Graphs with disjoint cycles, classification via the talented monoid

TL;DR

This paper characterizes directed graphs with disjoint cycles using their talented monoids and relates this to the finite Gelfand-Kirillov dimension of their associated Leavitt path algebras, supporting the graded classification conjecture.

Contribution

It provides a characterization of graphs with disjoint cycles via Jordan-Hölder series of talented monoids and links this to the Gelfand-Kirillov dimension of Leavitt path algebras.

Findings

Graphs with disjoint cycles have talented monoids with specific Jordan-Hölder series.

The Gelfand-Kirillov dimension of Leavitt path algebras can be determined by ideal series of talented monoids.

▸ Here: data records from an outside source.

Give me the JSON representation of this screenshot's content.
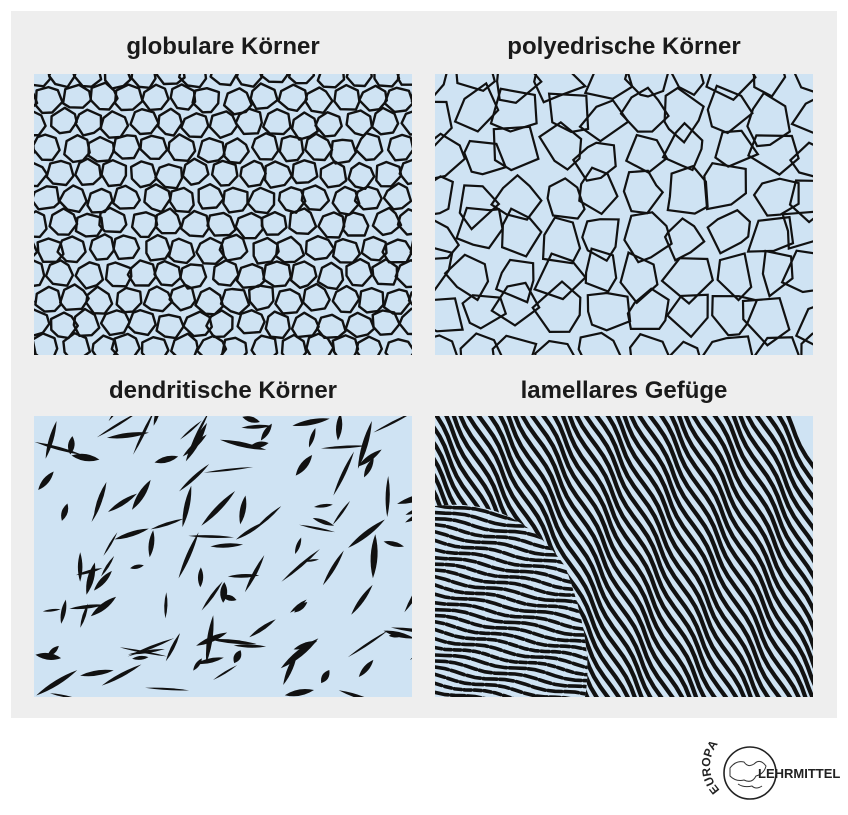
{
  "panels": [
    {
      "title": "globulare Körner"
    },
    {
      "title": "polyedrische Körner"
    },
    {
      "title": "dendritische Körner"
    },
    {
      "title": "lamellares Gefüge"
    }
  ],
  "logo": {
    "arc_text": "EUROPA",
    "main_text": "LEHRMITTEL"
  },
  "colors": {
    "background": "#eeeeee",
    "panel_fill": "#cfe3f3",
    "line": "#111111"
  }
}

Isomorphic graded Grothendieck groups imply equal Gelfand-Kirillov dimensions, supporting the classification conjecture.

Abstract

We characterise directed graphs consisting of disjoint cycles via their talented monoids. We show that a graph $E$ consists of disjoint cycles precisely when its talented monoid $T_E$ has a certain Jordan-H\"older composition series. These are graphs whose associated Leavitt path algebras have finite Gelfand-Kirillov dimension (GKdim). We show that this dimension can be determined as the length of certain ideal series of the talented monoid. Since $T_E$ is the positive cone of the graded Grothendieck group $K_0^{gr}(L_K (E))$, we conclude that for graphs $E$ and $F$, if $K_0^{gr}(L_K (E))\cong K_0^{gr}(L_K (F))$ then $GKdim L_K(E) = GKdim L_K(F)$, thus providing more evidence for the Graded Classification Conjecture for Leavitt path algebras.